History
The founder of France's Le Figaro newspaper, Hippolyte de Villemessant, built the Villa Soleil in 1869 for writers seeking inspiration. In 1887, Italian hotelier Antoine Sella bought the property, and opened the Grand Hôtel du Cap in 1889. In 1914, the Eden Roc pavillon was built 400 yards away from the main hotel. Gerald and Sara Murphy, a young American couple who had expatriated to France in the 1920s, once rented the hotel for an entire summer, a unique event for the era as the French Riviera was not a summer destination at the time, but a winter escape for the wealthy. With the Murphys came many legendary writers and artists of the Lost Generation, including F. Scott Fitzgerald and Ernest Hemingway. Fitzgerald immortalized it as the Hôtel des Etrangers in "Tender Is the Night". Marc Chagall made sketches in one of the shady beachside cabanas after their construction in the 1960s. Guests who flocked there included Marlene Dietrich, the Duke and Duchess of Windsor, Winston Churchill and Charles De Gaulle. Elizabeth Taylor and Richard Burton conducted an affair and honeymooned there. The hotel has traditionally been a particular favourite of film stars, especially during the annual Cannes Film Festival.

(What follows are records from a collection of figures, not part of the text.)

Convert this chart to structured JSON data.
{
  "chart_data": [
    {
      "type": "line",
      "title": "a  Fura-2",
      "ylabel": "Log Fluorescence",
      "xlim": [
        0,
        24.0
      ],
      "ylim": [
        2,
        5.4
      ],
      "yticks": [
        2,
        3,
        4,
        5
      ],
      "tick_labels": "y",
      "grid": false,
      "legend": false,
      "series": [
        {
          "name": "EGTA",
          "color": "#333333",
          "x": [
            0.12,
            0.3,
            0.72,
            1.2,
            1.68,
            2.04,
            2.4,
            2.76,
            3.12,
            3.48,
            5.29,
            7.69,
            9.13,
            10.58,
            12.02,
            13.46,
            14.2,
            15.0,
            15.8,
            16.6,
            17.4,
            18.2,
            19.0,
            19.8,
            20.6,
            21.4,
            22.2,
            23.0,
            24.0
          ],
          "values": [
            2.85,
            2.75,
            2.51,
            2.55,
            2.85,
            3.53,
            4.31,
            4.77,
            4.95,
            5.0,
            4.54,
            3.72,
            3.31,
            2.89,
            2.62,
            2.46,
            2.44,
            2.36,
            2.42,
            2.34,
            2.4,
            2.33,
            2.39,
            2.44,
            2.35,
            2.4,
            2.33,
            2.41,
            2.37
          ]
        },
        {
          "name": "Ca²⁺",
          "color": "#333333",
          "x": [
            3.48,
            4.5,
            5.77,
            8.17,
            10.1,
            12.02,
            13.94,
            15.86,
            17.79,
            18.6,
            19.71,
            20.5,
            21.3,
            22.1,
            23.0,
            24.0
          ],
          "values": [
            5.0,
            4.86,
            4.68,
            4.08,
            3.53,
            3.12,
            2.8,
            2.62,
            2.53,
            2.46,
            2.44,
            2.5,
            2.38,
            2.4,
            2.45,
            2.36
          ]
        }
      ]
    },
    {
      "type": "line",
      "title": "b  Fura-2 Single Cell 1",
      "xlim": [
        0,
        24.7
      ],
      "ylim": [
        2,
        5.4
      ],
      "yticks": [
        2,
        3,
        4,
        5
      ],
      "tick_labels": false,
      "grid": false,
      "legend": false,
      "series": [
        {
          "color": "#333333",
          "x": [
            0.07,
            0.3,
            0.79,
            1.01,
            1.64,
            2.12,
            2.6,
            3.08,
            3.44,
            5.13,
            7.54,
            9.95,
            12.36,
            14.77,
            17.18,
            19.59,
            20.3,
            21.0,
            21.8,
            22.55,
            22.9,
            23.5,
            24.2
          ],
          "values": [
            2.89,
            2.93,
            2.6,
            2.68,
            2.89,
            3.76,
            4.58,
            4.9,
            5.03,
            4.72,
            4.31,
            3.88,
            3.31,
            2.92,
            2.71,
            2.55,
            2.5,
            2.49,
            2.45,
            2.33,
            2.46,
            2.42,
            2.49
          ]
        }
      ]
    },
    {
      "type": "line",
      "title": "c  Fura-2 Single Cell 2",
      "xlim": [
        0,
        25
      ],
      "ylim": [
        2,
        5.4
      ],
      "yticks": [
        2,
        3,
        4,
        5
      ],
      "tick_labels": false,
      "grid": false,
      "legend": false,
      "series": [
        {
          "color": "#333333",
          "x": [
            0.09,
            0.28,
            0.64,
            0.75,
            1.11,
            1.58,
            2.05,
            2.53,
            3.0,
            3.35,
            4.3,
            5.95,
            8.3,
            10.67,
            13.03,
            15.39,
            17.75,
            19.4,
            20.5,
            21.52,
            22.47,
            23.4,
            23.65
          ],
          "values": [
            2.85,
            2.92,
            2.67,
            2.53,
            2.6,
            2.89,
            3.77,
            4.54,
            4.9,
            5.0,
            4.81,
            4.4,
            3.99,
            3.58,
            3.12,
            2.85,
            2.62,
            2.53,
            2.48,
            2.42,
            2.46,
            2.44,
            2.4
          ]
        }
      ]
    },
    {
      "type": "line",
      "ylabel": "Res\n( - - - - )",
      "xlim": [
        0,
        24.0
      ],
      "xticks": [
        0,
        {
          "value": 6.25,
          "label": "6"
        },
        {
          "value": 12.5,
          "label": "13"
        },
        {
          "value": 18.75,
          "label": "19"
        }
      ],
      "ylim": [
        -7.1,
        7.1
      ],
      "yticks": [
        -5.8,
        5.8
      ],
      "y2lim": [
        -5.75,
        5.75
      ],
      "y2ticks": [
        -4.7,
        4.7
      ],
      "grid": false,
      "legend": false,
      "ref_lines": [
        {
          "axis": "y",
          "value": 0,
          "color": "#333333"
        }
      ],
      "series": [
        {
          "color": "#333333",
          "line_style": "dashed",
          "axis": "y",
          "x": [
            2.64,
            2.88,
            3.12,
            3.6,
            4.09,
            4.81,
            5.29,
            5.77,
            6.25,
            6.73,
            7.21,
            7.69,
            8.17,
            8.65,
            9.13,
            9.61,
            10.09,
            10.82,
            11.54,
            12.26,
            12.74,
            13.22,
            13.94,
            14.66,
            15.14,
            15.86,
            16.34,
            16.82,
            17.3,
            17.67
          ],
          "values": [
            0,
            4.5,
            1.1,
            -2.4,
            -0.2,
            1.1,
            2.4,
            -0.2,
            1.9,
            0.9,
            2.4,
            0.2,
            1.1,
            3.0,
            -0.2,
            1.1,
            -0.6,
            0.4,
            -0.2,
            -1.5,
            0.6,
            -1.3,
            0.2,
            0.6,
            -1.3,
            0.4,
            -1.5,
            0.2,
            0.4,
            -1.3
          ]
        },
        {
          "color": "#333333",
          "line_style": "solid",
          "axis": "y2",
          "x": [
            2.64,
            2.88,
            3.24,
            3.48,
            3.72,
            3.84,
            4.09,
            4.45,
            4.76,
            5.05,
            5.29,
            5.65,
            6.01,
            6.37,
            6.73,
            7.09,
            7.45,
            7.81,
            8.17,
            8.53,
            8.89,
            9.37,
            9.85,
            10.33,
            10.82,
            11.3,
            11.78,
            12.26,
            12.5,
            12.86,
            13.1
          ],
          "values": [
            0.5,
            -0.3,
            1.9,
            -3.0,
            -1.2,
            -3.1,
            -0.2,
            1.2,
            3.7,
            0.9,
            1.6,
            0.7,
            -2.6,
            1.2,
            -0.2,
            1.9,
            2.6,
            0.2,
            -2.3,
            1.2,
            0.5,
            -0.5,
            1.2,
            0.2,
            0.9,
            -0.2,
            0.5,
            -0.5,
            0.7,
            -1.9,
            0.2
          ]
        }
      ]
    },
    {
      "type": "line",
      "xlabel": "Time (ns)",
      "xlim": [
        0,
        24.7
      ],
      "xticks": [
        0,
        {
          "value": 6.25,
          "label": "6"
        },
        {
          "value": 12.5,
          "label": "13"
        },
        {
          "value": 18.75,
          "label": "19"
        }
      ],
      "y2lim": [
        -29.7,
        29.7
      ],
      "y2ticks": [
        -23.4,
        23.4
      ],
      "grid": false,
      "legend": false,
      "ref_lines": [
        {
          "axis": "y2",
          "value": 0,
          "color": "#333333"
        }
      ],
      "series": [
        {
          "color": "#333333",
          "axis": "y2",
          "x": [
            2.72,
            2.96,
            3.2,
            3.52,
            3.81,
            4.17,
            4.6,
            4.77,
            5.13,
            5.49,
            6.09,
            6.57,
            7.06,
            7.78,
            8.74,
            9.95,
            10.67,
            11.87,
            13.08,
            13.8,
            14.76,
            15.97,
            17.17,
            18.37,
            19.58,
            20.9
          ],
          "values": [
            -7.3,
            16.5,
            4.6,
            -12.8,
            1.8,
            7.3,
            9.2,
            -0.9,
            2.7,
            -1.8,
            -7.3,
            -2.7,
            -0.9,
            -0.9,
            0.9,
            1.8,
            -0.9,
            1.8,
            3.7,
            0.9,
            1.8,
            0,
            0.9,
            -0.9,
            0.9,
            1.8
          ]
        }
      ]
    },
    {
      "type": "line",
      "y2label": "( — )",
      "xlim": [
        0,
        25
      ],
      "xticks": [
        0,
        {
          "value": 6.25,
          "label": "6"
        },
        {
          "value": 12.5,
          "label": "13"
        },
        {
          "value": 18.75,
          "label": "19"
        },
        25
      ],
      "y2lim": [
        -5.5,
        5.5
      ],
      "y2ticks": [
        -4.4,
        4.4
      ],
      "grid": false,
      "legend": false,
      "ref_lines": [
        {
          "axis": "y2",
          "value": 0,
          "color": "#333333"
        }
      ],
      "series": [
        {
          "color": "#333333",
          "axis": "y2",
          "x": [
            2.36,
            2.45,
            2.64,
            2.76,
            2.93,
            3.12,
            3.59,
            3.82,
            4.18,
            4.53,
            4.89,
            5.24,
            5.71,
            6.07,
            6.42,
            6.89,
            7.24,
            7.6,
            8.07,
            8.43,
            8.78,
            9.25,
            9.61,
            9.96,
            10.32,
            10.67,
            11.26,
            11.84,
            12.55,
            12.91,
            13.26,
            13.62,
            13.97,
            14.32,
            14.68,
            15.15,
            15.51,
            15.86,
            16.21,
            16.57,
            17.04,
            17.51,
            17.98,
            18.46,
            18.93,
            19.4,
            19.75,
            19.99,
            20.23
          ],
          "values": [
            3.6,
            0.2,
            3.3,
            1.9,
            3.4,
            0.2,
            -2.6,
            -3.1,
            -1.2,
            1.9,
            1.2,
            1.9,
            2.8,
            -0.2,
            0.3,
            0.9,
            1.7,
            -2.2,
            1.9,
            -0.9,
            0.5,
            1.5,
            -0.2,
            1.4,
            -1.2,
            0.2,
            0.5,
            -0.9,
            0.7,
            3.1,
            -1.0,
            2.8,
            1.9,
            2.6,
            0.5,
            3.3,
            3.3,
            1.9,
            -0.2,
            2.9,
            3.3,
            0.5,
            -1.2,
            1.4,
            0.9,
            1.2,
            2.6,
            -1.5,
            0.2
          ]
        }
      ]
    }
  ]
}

Rudolf August Oetker, a German industrialist, and his wife Maja von Malaisé first spotted the famed mansion while sailing on the Côte d'Azur in 1964; they bought the hotel five years later, in 1969.
The hotel was for many years famously known for not accepting any kinds of credit cards. Cash only was accepted though most guests wired money ahead of their stay. In 2006 this policy was finally dropped.